Le associazioni per i diritti civili protestano a lungo, sostengono che il pregiudizio razzista può aver influito sulla decisione dei giurati, ritengono che ci fossero altre prove e altre piste per l’omicidio di Dorothy. Proteste che a nulla servono. Kimberly resta in prigione, nel braccio della morte del Texas, dove oggi si trovano altre nove donne e sette uomini in attesa dell’esecuzione nei prossimi mesi. In coda seguono altri, molti altri. Che aspettano di conoscere il loro destino. Un limbo, un’agonia, a volte con qualche sorpresa. L’esecuzione di Kimberly era prevista per lo scorso gennaio, ma il giudice l’ha sospesa all’ultimo istante. Un rinvio che però non ha cambiato l’ultimo capitolo della storia, con il solito confronto tra i favorevoli alla linea dura e i contrari. Dalla parte dei primi, i parenti di Dorothy, che hanno dovuto attendere un po’ di anni prima di considerare chiusi i conti. «A noi non importa se è l’esecuzione numero 500. Pensiamo solo alla giustizia che ci è stata promessa dallo Stato del Texas». Una promessa mantenuta.

Non la pensano così gli avversari della pena di morte. Fuori del carcere c’erano circa quaranta persone a protestare. Quaranta: qualcuna più del solito. I cronisti di nera sostengono che normalmente, a Huntsville, i contestatori non superano la decina. Un piccolo assembramento dovuto al numero 500, un simbolo ma nulla più, visto che lo Stato americano non ha alcuna intenzione di fermarsi. La legge è legge. E lo è ancora di più da queste parti. Appassionati e funzionari degli uffici di statistica precisano che Kimberly è stata la tredicesima donna a essere giustiziata negli Usa e la quarta in Texas. Ben più ampio il numero degli uomini: oltre 1.300 dal 1976, di cui 496 nelle galere texane.
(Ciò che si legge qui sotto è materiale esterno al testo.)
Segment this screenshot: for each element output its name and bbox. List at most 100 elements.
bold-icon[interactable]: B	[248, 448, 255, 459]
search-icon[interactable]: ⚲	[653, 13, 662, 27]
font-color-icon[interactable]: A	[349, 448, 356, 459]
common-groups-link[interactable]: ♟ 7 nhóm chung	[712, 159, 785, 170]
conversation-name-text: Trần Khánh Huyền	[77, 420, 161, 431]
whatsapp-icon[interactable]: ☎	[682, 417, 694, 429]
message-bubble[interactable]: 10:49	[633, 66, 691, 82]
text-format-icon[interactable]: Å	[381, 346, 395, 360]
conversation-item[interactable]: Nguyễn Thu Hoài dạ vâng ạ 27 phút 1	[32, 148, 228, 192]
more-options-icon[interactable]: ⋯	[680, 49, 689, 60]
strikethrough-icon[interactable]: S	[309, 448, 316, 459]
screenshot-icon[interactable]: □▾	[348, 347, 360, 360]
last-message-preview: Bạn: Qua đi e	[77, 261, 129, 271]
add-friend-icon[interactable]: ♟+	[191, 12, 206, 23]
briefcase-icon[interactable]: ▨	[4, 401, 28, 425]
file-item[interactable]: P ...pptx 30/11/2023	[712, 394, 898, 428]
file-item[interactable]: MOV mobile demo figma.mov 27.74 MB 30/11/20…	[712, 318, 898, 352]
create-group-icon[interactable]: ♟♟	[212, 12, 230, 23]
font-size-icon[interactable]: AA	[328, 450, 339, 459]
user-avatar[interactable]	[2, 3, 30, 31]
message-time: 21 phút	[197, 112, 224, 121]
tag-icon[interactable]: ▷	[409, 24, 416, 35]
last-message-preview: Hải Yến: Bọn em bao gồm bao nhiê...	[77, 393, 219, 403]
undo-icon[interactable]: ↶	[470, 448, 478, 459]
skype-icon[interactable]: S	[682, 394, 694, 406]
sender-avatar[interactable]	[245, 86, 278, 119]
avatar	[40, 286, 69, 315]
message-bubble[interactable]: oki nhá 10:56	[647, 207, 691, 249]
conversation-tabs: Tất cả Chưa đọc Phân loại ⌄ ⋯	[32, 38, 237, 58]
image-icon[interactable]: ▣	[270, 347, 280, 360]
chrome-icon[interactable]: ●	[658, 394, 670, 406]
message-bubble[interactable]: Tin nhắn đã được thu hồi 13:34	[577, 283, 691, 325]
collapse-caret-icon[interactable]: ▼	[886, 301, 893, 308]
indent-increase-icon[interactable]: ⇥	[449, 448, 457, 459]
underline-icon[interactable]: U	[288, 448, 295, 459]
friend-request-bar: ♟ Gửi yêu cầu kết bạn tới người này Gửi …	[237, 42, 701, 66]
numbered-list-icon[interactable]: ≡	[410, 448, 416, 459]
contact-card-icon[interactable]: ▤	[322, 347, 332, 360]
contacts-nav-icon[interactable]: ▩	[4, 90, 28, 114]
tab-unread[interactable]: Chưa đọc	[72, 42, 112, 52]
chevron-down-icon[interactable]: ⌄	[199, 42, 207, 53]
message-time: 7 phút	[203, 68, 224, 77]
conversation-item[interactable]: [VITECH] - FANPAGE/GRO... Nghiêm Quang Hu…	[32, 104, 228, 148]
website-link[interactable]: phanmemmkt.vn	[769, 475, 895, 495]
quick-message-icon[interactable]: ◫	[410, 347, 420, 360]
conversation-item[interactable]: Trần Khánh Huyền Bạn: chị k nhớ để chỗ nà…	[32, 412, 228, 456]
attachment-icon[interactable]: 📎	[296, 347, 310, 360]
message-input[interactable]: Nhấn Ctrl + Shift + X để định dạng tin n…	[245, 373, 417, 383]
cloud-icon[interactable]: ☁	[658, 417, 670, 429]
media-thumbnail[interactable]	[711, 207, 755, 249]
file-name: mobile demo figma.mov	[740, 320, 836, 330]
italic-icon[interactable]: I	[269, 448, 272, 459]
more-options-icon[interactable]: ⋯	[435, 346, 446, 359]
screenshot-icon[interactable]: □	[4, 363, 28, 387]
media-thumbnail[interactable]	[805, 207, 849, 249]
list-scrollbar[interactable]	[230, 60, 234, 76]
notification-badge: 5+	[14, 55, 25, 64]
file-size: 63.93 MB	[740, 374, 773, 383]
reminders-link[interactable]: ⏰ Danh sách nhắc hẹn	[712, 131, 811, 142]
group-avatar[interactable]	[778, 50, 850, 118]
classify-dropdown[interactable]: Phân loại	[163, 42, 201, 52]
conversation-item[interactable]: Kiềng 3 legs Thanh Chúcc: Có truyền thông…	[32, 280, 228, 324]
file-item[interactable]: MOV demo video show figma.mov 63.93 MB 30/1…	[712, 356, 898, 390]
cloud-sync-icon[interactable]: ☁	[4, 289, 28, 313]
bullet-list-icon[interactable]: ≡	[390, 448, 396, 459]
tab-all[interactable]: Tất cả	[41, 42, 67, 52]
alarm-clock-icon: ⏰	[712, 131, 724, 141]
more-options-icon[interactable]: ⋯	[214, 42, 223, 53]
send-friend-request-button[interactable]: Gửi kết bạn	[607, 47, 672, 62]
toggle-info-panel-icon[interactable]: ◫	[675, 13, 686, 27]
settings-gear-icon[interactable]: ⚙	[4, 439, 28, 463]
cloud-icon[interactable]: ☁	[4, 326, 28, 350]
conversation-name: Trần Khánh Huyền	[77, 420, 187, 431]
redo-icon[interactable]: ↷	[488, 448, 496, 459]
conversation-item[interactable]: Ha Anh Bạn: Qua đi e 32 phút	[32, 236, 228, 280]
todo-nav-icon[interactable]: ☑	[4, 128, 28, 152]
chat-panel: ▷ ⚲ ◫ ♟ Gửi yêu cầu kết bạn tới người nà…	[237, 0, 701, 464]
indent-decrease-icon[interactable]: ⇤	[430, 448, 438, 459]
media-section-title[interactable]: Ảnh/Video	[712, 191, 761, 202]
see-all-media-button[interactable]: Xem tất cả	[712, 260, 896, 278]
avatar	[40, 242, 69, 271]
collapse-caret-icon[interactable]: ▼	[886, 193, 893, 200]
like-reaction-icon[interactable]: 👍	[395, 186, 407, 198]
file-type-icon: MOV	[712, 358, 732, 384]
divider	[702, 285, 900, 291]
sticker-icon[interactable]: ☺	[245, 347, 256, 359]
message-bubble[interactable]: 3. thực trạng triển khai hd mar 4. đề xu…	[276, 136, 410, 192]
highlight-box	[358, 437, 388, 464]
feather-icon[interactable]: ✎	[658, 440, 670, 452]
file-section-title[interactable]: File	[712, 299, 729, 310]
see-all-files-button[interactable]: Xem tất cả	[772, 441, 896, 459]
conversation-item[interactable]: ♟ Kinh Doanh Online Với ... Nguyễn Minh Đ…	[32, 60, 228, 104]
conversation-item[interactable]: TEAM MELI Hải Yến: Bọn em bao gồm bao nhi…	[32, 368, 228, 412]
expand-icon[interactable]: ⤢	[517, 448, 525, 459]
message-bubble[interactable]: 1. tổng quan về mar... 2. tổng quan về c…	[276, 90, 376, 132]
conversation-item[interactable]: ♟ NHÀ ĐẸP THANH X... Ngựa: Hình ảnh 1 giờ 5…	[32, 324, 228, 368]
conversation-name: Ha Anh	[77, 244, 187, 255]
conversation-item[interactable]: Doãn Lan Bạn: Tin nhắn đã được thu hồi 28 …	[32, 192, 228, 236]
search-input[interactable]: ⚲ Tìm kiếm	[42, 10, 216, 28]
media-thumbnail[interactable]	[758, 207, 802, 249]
Al secondo posto della classifica la Virginia, con 400. L’avvocato di Kimberly McCarthy ha parlato di «pratica barbara, imposta esclusivamente o quasi sui più poveri e sulle persone di colore, un metodo che non dovrebbe avere spazio in una società civilizzata». Gli esperti aggiungono che lo Stato dovrebbe preoccuparsi delle inchieste per evitare errori fatali. A cominciare dagli esami di laboratorio: una traccia sottovalutata o non rilevata è il confine tra la vita e la morte. Critiche alle quali risponde il governatore Rick Perry citando alcuni cambiamenti introdotti nella legislazione locale per tutelare i detenuti: la possibilità di eseguire nuovi test del Dna su persone già condannate e lo standard più elevato per i difensori d’ufficio. «Credo che il nostro sistema funzioni bene — è la sua linea —. Uno può essere d’accordo o meno, ma noi crediamo nella nostra forma di giustizia».
Chi non si fa troppi problemi e non ha dubbi che le punizioni siano meritate è Charles Thomas O’Reilly. Per sei anni ha lavorato come capo guardia a Huntsville e ha seguito, personalmente, 140 esecuzioni. Ne ricorda poche, non la prima. In quei momenti «non c’è troppo da dire, ognuno conosce il proprio lavoro, sa cosa fare». Il processo finale, con il detenuto steso sul tavolo con l’ago nel braccio, richiede poco tempo, «tutto quello che devi fare è guardare uno che si addormenta».